Anika Zahoor¹, Jayme Banks¹, Ryan Tesh¹, Christine Eckhardt¹, Haoqi Sun¹, Adam Greenblatt², Aline Herlopian ³, Ioannis Karakis⁴, Roohi Katyal⁵, Chetan Nayak², Marcus Ng⁶, Jonathan Williams², Irfan Sheikh¹, Fábio Nascimento², Michael Westover¹
¹Neurology, Massachusetts General Hospital, ²Neurology, Washington University in St. Louis, ³Neurology, Yale University, ⁴Neurology, Emory University, ⁵Neurology, Ochsner LSU Health Shreveport, ⁶Neurology, University of Manitoba

Objective:

To measure inter-rater reliability of experts in assessing encephalopathy severity using the VE-CAM-S grading system.

Background:

The VE-CAM-S (Visual EEG Confusion Assessment Method – Severity) scale quantifies encephalopathy severity based on EEG features. However, inter-rater reliability of experts using the scale has yet to be assessed.

Design/Methods:

We created an online test with thirty-two 15-second EEG samples. Each question asked users to indicate the presence/absence of each of 29 EEG features, 11 of which were used in the VE-CAM-S. Gold-standard was based on consensus of 3 authors (IS, FN, MBW). Ten experts from 6 institutions participated. We quantified performance by average spearman correlation of VE-CAM-S scores with the gold standard, and average sensitivity/specificity. We performed a qualitative analysis to identify errors in recognizing EEG features that most affected VE-CAM-S scores.

Results:

The average [95%CI] correlation between VE-CAM-S scores with the gold standard was 0.73 [0.59-0.86]. Specificity was very high (>90%) for all but generalized delta (77%). Sensitivity was high (>70%) for all but brief generalized attenuations (69%), generalized periodic discharges (67%), generalized theta (63%), BIRDS (57%), generalized alpha (57%), extreme delta brushes/EDB (50%), and generalized beta (50%).
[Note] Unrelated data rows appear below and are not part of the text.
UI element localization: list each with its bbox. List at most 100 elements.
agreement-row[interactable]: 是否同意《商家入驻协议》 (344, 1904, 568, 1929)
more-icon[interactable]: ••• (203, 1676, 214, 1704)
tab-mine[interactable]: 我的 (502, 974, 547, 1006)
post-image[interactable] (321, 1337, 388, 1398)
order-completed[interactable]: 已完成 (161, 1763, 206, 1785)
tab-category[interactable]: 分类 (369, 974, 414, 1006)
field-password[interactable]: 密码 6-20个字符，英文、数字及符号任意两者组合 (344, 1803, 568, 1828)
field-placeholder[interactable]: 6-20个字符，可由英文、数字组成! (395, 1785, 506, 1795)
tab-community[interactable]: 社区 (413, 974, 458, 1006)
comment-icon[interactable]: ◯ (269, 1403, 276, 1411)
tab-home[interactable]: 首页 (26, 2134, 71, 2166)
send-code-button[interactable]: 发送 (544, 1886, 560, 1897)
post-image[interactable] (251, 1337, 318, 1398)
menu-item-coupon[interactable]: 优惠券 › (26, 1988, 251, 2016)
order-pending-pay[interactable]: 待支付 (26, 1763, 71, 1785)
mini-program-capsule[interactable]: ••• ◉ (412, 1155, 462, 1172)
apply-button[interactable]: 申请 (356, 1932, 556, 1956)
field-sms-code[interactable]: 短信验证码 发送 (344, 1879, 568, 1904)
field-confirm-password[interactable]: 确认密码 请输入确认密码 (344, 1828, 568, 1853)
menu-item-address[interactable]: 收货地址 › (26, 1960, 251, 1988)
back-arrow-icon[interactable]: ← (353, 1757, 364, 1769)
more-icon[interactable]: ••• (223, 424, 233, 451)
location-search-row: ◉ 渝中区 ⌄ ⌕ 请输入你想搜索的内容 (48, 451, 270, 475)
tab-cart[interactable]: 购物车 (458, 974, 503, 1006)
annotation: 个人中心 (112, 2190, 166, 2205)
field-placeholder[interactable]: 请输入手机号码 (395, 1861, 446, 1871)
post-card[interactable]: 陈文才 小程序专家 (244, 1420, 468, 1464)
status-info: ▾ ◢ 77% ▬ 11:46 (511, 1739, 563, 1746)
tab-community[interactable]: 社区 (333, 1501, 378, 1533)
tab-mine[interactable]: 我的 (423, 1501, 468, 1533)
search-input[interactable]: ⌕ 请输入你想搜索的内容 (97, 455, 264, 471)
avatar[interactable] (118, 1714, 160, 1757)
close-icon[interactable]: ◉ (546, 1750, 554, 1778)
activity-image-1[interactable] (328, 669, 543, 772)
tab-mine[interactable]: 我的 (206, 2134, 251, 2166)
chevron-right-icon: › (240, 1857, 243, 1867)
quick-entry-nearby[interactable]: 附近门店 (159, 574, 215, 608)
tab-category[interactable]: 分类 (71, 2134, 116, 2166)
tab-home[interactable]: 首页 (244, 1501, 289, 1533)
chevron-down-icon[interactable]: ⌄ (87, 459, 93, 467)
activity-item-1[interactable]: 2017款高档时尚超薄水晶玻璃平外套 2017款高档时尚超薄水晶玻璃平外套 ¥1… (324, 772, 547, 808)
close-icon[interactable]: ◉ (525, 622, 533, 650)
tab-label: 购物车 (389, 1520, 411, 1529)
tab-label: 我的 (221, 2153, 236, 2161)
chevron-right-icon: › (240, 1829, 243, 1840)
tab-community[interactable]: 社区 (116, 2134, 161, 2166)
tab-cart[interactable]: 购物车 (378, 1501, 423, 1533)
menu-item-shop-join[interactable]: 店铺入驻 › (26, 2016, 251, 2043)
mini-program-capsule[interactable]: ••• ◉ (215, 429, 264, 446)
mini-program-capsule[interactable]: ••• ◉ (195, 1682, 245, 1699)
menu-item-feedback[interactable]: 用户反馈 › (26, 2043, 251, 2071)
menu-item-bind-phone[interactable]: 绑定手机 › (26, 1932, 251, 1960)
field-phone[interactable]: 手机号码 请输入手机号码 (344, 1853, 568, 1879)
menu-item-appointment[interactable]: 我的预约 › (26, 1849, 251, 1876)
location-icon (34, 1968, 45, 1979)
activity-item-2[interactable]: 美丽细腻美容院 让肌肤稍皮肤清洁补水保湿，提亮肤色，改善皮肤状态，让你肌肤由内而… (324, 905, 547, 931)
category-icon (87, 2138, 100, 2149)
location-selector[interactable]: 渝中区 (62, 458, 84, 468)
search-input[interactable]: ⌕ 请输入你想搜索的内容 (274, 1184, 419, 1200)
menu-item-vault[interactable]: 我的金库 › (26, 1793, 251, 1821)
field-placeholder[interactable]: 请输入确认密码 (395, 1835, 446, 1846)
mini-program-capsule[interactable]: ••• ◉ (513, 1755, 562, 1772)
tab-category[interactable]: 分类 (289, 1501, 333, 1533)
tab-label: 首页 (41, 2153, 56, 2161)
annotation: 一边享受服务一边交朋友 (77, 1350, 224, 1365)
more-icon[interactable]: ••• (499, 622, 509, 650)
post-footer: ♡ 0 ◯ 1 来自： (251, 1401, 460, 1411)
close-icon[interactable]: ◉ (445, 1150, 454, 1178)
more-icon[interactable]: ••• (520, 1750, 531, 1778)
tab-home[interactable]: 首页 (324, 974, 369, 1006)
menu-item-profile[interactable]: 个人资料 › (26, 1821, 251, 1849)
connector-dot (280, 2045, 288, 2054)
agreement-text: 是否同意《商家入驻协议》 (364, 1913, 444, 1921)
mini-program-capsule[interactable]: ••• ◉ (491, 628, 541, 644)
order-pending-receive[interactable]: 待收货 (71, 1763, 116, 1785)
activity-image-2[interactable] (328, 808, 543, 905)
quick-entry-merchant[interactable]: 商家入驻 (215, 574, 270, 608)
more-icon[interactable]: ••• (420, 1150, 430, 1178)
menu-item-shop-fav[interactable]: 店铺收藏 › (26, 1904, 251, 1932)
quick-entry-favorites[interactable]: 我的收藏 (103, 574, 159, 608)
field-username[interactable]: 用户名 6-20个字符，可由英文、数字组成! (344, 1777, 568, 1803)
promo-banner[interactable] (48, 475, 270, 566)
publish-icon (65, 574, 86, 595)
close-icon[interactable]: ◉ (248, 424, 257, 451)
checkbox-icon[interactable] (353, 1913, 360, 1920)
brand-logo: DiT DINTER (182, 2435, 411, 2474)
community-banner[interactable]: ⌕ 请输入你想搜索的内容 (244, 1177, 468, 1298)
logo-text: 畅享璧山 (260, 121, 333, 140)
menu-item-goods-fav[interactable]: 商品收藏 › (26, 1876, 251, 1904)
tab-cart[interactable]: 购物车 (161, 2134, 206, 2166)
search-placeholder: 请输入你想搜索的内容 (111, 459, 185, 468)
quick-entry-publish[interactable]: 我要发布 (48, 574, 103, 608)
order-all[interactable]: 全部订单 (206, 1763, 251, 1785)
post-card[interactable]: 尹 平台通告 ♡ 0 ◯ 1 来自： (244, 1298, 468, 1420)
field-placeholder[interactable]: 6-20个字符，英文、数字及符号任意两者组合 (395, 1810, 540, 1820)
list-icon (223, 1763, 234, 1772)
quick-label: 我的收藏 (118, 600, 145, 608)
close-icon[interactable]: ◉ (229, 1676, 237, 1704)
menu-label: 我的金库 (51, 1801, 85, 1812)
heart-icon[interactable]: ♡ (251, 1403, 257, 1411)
Probable reasons for errors were subtlety of some findings; confusing some findings (e.g., generalized beta vs. myogenic artifact, burst suppression vs. brief generalized attenuations); failure to correctly recognize BIRDs (mislabeled as focal IEDs) and EDB (mislabeled as GRDA). The largest errors occurred when experts missed or falsely identified features that carry higher weight in the VE-CAM-S scoring rubric.

Conclusions:

Expert agreement in VE-CAM-S scoring is high. Error analysis identified several ways to improve future versions, including breaking high-stakes features into smaller parts; creating a “cheat sheet” with scored examples to allow scorers to choose the closest match; and designing teaching materials to help scorers recognize subtle variations of high-stakes patterns.